Bob Mauro, president of the National Academy of Television Arts & Sciences, said Hart is a worthy recipient. Betty White, Alex Trebek and Bob Barker are among past honorees.

"As a trusted anchor in the genre of entertainment news, Mary's ability to be embraced by both the stars she interviewed and the audience is the reason that 'ET' has been welcomed into homes across the country for so long," Mauro said.

Hart, born Mary Johanna Harum in Sioux Falls, South Dakota, said that competing in the 1970 Miss America pageant (she was a top 10 finisher) gave her the poise and confidence to aim high — and led to an epiphany.

"I think it literally was the first time I was interviewed on television, I went, 'That's what I want to be doing. I would love to be talking to various people about everything,' " Hart recalled.

She detoured as a high school teacher for three years in her hometown, but then TV beckoned, and she followed the path through TV news and hosting stints in the Midwest before heading to Los Angeles.

After dabbling in acting, including a role on "Days of Our Lives," she co-hosted a syndicated TV magazine and, with Regis Philbin, a short-lived national talk show in 1982. An interview with fledgling "ET" about the cancellation brought a job offer and an adventure.

"We broke ground in television," Hart said of the show. "We created the genre. And we all knew we were doing something new and fun, and it was hard but it was exciting."

She held the anchor job opposite a succession of partners, including John Tesh and Mark Steines, before shifting to "ET" special correspondent.

Photos and memorabilia surround Hart in her office, but she prefers to look ahead, not back. She still keeps her hand in as a host (she's served as emcee of the Palm Springs Film Festival for 13 years), but isn't Hollywood-centric.

She's follows world news and politics closely, she said, and was set to moderate a panel on the international refugee crises. She works with the Simon Wiesenthal Center, Children's Hospital Los Angeles and is a National Geographic Society board member.

Asked to recount some of her career highs and lows, the unfailingly gracious Hart was game.

— She interviewed Richard Pryor when she worked on an Oklahoma City talk show in 1977 and found him gruff and uncooperative: "It was kind of an expletive-filled interview that was barely usable," she said.

He was a far different man when she talked him in the late 1980s, in failing health and apologetic for his transgressions. Hart and "ET" visited him regularly after that to check in and bring him fan mail.

"There was such a bond, and I had such appreciation for what a difference he made in millions of people's lives," she said. "And why every comedian today still refers back to Richard Pryor as being one of the biggest influences in their lives."

— An interview with Oscar-winning actress Jane Wyman, then starring on TV's "Falcon Crest," was going well until Hart asked her about ex-husband Ronald Reagan, unaware that Wyman consistently declined to discuss him.

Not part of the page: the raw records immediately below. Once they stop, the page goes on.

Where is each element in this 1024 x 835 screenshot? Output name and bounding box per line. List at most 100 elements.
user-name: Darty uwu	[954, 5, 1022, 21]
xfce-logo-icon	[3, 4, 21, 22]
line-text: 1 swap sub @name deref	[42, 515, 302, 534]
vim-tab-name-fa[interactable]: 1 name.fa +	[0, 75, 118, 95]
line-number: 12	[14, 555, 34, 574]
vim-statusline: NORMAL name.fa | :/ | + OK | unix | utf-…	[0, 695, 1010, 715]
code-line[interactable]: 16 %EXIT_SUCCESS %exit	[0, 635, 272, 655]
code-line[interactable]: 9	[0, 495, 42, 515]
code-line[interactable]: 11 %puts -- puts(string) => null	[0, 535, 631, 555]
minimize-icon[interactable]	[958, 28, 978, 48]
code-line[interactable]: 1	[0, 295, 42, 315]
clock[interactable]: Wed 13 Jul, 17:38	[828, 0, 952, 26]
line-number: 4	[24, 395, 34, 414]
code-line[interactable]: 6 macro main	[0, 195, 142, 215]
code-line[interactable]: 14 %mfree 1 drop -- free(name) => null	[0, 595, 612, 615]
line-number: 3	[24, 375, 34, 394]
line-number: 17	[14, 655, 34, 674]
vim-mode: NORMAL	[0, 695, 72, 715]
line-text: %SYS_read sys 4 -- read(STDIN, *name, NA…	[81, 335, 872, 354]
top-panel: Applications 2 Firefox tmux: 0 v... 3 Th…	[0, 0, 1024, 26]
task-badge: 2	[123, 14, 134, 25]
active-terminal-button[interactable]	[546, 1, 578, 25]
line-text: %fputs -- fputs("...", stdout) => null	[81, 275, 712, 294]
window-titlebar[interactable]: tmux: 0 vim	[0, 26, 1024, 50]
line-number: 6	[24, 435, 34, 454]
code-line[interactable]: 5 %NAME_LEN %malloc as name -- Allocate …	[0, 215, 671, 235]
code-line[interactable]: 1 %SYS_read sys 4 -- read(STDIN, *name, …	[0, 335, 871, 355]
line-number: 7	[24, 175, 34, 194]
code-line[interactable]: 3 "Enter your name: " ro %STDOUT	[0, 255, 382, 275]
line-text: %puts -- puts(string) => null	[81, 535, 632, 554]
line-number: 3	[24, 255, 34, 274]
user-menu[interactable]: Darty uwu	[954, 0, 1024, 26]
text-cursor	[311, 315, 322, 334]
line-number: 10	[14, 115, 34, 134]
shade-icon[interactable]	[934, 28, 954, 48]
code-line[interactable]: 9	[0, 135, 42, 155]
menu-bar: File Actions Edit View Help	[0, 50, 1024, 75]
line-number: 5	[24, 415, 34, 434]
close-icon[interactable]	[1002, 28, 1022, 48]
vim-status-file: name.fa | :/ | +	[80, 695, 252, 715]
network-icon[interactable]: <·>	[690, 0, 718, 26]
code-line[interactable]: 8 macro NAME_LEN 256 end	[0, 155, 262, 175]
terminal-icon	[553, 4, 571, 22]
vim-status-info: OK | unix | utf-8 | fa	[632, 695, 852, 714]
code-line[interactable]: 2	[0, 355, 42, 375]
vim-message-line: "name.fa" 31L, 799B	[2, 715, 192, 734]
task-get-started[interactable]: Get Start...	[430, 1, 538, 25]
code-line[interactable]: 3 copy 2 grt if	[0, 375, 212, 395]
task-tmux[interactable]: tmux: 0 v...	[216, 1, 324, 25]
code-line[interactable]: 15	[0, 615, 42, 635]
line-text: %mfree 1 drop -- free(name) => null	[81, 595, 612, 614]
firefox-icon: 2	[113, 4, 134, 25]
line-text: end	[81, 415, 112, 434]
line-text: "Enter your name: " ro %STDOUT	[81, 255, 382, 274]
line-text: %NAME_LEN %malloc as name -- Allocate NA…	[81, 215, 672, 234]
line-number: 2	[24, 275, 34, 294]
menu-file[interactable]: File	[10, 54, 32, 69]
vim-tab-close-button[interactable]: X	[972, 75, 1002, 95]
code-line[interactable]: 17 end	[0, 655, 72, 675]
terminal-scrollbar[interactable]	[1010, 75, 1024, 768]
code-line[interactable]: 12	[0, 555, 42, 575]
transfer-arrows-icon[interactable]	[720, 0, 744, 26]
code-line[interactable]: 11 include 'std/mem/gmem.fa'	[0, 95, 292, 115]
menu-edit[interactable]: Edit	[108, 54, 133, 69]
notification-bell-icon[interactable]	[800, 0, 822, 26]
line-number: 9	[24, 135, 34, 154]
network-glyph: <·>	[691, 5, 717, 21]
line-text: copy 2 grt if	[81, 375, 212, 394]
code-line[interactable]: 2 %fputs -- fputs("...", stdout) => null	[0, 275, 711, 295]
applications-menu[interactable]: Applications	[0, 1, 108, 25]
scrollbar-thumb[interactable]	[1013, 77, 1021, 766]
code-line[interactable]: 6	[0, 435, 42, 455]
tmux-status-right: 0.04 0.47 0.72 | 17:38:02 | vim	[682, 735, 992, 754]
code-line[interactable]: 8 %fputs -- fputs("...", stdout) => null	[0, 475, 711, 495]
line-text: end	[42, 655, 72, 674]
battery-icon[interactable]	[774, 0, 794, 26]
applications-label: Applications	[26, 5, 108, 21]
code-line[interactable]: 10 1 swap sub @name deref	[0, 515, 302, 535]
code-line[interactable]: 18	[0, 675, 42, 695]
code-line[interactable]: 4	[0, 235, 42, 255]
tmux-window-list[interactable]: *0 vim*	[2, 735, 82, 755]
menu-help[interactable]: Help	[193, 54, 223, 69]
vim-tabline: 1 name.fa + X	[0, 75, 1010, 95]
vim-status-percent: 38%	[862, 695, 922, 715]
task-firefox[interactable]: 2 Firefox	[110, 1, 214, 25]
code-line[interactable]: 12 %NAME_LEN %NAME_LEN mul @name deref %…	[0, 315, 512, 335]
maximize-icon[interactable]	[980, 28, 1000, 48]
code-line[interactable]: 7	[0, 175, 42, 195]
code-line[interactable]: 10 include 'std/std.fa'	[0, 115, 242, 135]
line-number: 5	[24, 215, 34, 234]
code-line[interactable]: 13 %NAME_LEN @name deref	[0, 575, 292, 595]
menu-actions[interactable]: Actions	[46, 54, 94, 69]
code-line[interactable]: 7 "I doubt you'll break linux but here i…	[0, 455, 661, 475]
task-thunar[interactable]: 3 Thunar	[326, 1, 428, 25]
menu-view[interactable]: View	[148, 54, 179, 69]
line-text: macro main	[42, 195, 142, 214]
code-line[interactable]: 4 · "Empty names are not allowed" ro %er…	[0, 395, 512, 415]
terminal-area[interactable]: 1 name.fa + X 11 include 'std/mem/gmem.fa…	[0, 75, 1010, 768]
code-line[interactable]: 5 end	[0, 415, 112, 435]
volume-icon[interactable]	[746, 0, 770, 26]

"Things immediately went straight into the toilet," she said, and worsened when Hart brought up the couple's children. "She stood up and said, 'The interview's over.' And that made me want to cry."

She didn't, she said, but it "was a mortifying experience."

— When Hart's impressive legs caught viewers' attention, her then-agent suggested insuring them with Lloyd's of London, reminiscent of a publicity stunt involving World War II pinup Betty Grable.

"I never dreamed it would have legs of its own, so to speak," Hart said. "Nor did I ever believe it would be a big news story. I think it was Dan Rather who opened the "CBS Evening News" one night saying, 'What do the Exxon Valdez and Mary Hart's legs have in common?' To me, that was one of the most astonishing headlines I'd ever heard or seen."